Oggi – a conclusione del lungo procedimento iniziato a luglio del 2020, con decine e decine di audizioni di ogni parte coinvolta, che ha portato alla sentenza Dobbs vs Jackson – la Corte Suprema, con la voce del giudice Samuel A. Alito Jr. ha dichiarato che la Roe vs Wade fu una sentenza errata: «Il ragionamento alla sua base era eccezionalmente debole, e quella decisione ha avuto conseguenze dolorose». Se si scorre il lungo elenco di audizioni, si nota tra le altre la testimonianza [denominata brief amici curiae] del 22 luglio 2021 di 375 donne ferite da aborti tardivi del secondo e terzo trimestre. Ha aggiunto Alito: «È tempo di rispettare la Costituzione e riconsegnare il tema dell’aborto ai rappresentanti eletti dalle persone».
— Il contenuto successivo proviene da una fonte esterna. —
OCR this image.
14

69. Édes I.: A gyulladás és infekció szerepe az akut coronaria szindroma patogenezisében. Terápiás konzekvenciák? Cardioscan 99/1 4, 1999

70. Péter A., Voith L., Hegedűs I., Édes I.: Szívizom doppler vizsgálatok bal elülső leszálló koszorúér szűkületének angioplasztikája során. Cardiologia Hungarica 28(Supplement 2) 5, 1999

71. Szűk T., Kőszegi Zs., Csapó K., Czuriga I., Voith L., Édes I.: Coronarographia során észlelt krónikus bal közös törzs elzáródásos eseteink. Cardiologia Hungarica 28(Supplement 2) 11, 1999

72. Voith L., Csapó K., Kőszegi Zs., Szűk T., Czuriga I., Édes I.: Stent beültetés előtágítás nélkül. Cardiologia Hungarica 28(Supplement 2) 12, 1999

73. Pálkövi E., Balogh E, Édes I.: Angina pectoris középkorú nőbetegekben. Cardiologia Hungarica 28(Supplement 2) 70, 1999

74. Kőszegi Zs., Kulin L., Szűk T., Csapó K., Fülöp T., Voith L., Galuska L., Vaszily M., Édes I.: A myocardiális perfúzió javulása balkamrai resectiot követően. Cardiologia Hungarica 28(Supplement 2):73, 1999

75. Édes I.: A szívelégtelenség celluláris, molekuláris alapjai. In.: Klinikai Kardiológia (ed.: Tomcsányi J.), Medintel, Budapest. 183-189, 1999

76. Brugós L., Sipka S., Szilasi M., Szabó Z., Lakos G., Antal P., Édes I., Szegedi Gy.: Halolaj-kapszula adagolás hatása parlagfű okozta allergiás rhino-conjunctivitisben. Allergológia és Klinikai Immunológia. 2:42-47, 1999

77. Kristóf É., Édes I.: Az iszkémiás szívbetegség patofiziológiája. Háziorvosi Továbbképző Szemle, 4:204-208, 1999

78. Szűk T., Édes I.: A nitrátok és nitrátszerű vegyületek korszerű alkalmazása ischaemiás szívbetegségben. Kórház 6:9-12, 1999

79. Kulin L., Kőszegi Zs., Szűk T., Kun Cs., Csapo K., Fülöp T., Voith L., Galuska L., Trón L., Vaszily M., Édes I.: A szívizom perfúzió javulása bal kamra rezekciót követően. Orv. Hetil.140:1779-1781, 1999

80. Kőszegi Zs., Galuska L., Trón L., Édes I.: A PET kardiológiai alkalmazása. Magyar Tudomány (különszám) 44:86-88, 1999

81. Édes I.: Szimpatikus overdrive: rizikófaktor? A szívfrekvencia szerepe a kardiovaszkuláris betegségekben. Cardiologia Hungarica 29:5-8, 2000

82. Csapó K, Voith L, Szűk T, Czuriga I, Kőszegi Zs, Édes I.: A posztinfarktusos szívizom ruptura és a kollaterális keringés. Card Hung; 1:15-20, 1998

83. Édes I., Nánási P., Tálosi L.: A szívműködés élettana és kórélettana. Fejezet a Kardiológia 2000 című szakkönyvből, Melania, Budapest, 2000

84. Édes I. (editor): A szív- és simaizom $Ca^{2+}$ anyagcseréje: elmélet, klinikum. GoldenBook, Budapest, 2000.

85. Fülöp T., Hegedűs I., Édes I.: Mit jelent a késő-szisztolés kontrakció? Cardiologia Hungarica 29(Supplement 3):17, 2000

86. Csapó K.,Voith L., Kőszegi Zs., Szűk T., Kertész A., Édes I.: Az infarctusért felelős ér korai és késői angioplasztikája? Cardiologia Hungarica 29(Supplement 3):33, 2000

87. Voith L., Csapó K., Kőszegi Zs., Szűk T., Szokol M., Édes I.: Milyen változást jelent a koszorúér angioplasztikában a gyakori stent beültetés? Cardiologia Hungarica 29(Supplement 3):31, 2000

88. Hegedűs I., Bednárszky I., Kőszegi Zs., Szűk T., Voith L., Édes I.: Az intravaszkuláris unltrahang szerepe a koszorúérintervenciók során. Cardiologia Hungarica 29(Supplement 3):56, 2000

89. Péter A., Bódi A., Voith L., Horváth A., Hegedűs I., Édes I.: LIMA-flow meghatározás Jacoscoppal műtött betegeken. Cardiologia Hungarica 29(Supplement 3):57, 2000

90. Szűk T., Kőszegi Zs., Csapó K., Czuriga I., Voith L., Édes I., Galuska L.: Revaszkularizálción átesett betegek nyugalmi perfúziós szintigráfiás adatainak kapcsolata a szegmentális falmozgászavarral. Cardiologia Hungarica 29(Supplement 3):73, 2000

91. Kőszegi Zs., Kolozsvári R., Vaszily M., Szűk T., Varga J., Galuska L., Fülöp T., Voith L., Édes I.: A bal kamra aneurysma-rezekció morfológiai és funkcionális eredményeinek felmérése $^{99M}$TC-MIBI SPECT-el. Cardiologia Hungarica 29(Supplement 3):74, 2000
Il punto che forse disturba maggiormente il fronte abortista è che questa sentenza è il frutto, inatteso e contrario, dell’ennesimo tentativo di forzare ulteriormente la liberalizzazione dell’aborto. Infatti, tutto è iniziato ad opera della Jackson Women’s Health Organization che denunciò di fronte alla Corte Suprema la legge del Mississippi, che limita l’età gestazionale di chi può essere abortito. Quella legge, che si voleva dichiarare illegittima perché contraddiceva la Roe vs Wade, prevede che “tranne che in un caso di emergenza medica o di grave anomalia fetale, una persona deve non eseguire intenzionalmente o consapevolmente. . . o indurre un aborto di essere umano non ancora nato, se la probabile età gestazionale dell’essere umano non ancora nato è stata determinata essere maggiore di quindici (15) settimane”. La traduzione è molto letterale, ma era importante mantenere l’insistenza sulla definizione di ‘essere umano non ancora nato’, per sottolineare il cambio di paradigma nella considerazione sul concepito: da grumo di cellule, materiale biologico, evocato nel procedimento che vide testimoniare Jane Roe, oggi la massima autorità legislativa americana accoglie e difende una legge che parla di essere umano.
Questo è il passaggio epocale.
Dunque, il ruolo di una convincente diffusione di una mentalità parimenti fondata sulla scienza onesta e sull’antropologia personalista è decisivo per le sorti della civiltà.
Le proteste ci saranno e saranno violente, e sono già iniziate, perché, come affermava il servo di Dio Jérôme Lejeune [1926 – 1994], l’embrione è segno di contraddizione.
Non si tratta della libertà di sbarazzarsi di chi non è desiderato, quanto piuttosto dell’idea stessa di dignità umana. È comprensibile che la strada sia in salita, ma è indubitabile che una strada per tornare su decisioni sbagliate è percorribile.
Sempre, tutto, sotto il sole, è nelle nostre mani, è affidato alla nostra responsabilità.